Allotrope Medical has developed a handheld, electrical stimulation device called StimSite to rapidly and reliably identify the ureter. It believes its technology will shorten surgical procedures times –up to 30% of OR time can be spent on trying to locate the ureter, Albert says—as well as reduce the number of complications caused by accidental damage to the ureter. That, in turn, may decrease hospital length of stay for patients, Albert says. To further understand the science behind the Allotrope Medical’s technology, StimSite, read our complimentary in-depth technology profile: Allotrope Medical: A Simple Solution for Protecting the Ureter During Surgery” by Mary Stuart, Senior Writer/Analyst in the October 12, 2017 issue of MedTech Strategist.

Born a creator, Albert explains that “when I was younger, I used to love taking things apart. So, it was always inherent in me to try to understand how things worked and what made them work.” His curiosity only grew when confronted with the world’s most complex machine, the human body. It was this need to “understand the human body, and how we work inside and how we tick” that led Albert to dedicate his career to medicine, while his ever-present “desire to fix things” propelled him to practice general surgery among all medical specialties. From there, Albert explains, it “was a very natural move into medical device innovation and really solving the problems that were happening when we work in the operating room, and within the human body.”

One late night in the operating room, while participating in abdominal and pelvic surgeries as a surgical resident, Albert and his senior surgeon met a frustrating and dangerous reoccurring problem: they couldn’t identify the ureter. The patient’s scar tissue and bloody field wasn't allowing the ureter to make the characteristic worm-like contractions that would identify its location, and they were unable to move on with the case safely until they were confident that they would not inadvertently damage it. Albert explains that during this surgery he “looked at the anesthesiologist using the facial nerve stimulator to make the patient's cheek twitch, which they do to see if the paralytic agent works, and thought: Well, that's muscle and that works on electricity and it moves. The ureter is also muscle, so why can't we use electricity to make that move?” That night, Albert went into action. With parts procured from eBay and RadioShack, Albert said he “hacked together something that looks terribly ugly, but it did what it was supposed to do.” He had created the first iteration of StimSite and had taken the first step toward Allotrope Medical.

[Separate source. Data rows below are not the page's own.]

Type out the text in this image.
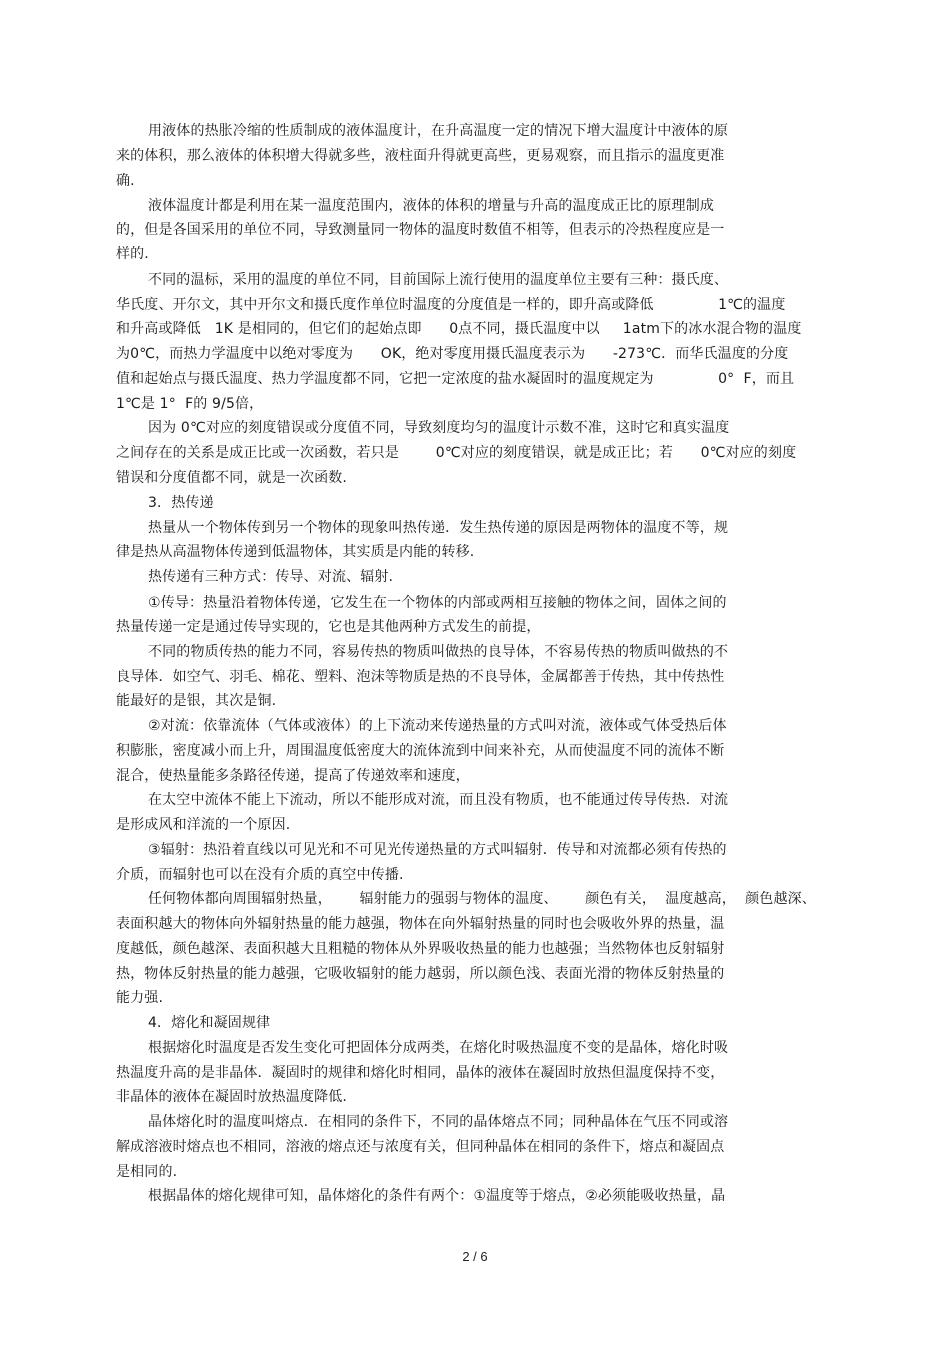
用液体的热胀冷缩的性质制成的液体温度计，在升高温度一定的情况下增大温度计中液体的原
来的体积，那么液体的体积增大得就多些，液柱面升得就更高些，更易观察，而且指示的温度更准
确.
液体温度计都是利用在某一温度范围内，液体的体积的增量与升高的温度成正比的原理制成
的，但是各国采用的单位不同，导致测量同一物体的温度时数值不相等，但表示的冷热程度应是一
样的.
不同的温标，采用的温度的单位不同，目前国际上流行使用的温度单位主要有三种：摄氏度、
华氏度、开尔文，其中开尔文和摄氏度作单位时温度的分度值是一样的，即升高或降低              1℃的温度
和升高或降低   1K 是相同的，但它们的起始点即      0点不同，摄氏温度中以     1atm下的冰水混合物的温度
为0℃，而热力学温度中以绝对零度为      OK，绝对零度用摄氏温度表示为      -273℃．而华氏温度的分度
值和起始点与摄氏温度、热力学温度都不同，它把一定浓度的盐水凝固时的温度规定为              0°  F，而且
1℃是 1°  F的 9/5倍，
因为 0℃对应的刻度错误或分度值不同，导致刻度均匀的温度计示数不准，这时它和真实温度
之间存在的关系是成正比或一次函数，若只是        0℃对应的刻度错误，就是成正比；若      0℃对应的刻度
错误和分度值都不同，就是一次函数.
3．热传递
热量从一个物体传到另一个物体的现象叫热传递．发生热传递的原因是两物体的温度不等，规
律是热从高温物体传递到低温物体，其实质是内能的转移.
热传递有三种方式：传导、对流、辐射.
①传导：热量沿着物体传递，它发生在一个物体的内部或两相互接触的物体之间，固体之间的
热量传递一定是通过传导实现的，它也是其他两种方式发生的前提，
不同的物质传热的能力不同，容易传热的物质叫做热的良导体，不容易传热的物质叫做热的不
良导体．如空气、羽毛、棉花、塑料、泡沫等物质是热的不良导体，金属都善于传热，其中传热性
能最好的是银，其次是铜.
②对流：依靠流体（气体或液体）的上下流动来传递热量的方式叫对流，液体或气体受热后体
积膨胀，密度减小而上升，周围温度低密度大的流体流到中间来补充，从而使温度不同的流体不断
混合，使热量能多条路径传递，提高了传递效率和速度，
在太空中流体不能上下流动，所以不能形成对流，而且没有物质，也不能通过传导传热．对流
是形成风和洋流的一个原因.
③辐射：热沿着直线以可见光和不可见光传递热量的方式叫辐射．传导和对流都必须有传热的
介质，而辐射也可以在没有介质的真空中传播.
任何物体都向周围辐射热量，      辐射能力的强弱与物体的温度、      颜色有关，  温度越高，  颜色越深、
表面积越大的物体向外辐射热量的能力越强，物体在向外辐射热量的同时也会吸收外界的热量，温
度越低，颜色越深、表面积越大且粗糙的物体从外界吸收热量的能力也越强；当然物体也反射辐射
热，物体反射热量的能力越强，它吸收辐射的能力越弱，所以颜色浅、表面光滑的物体反射热量的
能力强.
4．熔化和凝固规律
根据熔化时温度是否发生变化可把固体分成两类，在熔化时吸热温度不变的是晶体，熔化时吸
热温度升高的是非晶体．凝固时的规律和熔化时相同，晶体的液体在凝固时放热但温度保持不变，
非晶体的液体在凝固时放热温度降低.
晶体熔化时的温度叫熔点．在相同的条件下，不同的晶体熔点不同；同种晶体在气压不同或溶
解成溶液时熔点也不相同，溶液的熔点还与浓度有关，但同种晶体在相同的条件下，熔点和凝固点
是相同的.
根据晶体的熔化规律可知，晶体熔化的条件有两个：①温度等于熔点，②必须能吸收热量，晶
2 / 6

Now in late 2019, Albert and his team continue to innovate and have built the StimSite signal box to work with existing minimally invasive surgical instruments, offering a new feature to those tools, which have remained unchanged for more than three decades. Originally a single-use device, StimSite’s new design connects both with existing electrosurgical generators and instruments in an effort to better serve different surgical fields, fit seamlessly into clinician workflow and bring the cost of use down significantly; which may help drive the technology’s adoption in our cost-conscious healthcare system. In addition, the new iteration of StimSite integrates seamlessly with Intuitive Surgical Inc.’s daVinci surgical robot with a simple foot pedal that when pressed, sends a ureter stimulation signal through the robotic arms.

The Allotrope team is building the final device design now and anticipates regulatory submission and subsequent clearance in early 2020. A clinical pilot using Allotrope’s technology is currently underway in Texas.

Having received funding from the National Science Foundation, been chosen as Top Innovation in 2016 at SAGES, awarded second place in the MedTech Innovator competition at AdvaMed’s The Medtech Conference, and a resident of the Johnson & Johnson incubator, JLABS @ TMC, Albert and Allotrope Medical are grateful for the positive recognition they have received every step along the way. From all of us at MedTech Strategist, we offer Albert and the entire Allotrope Medical team congratulations and best of luck!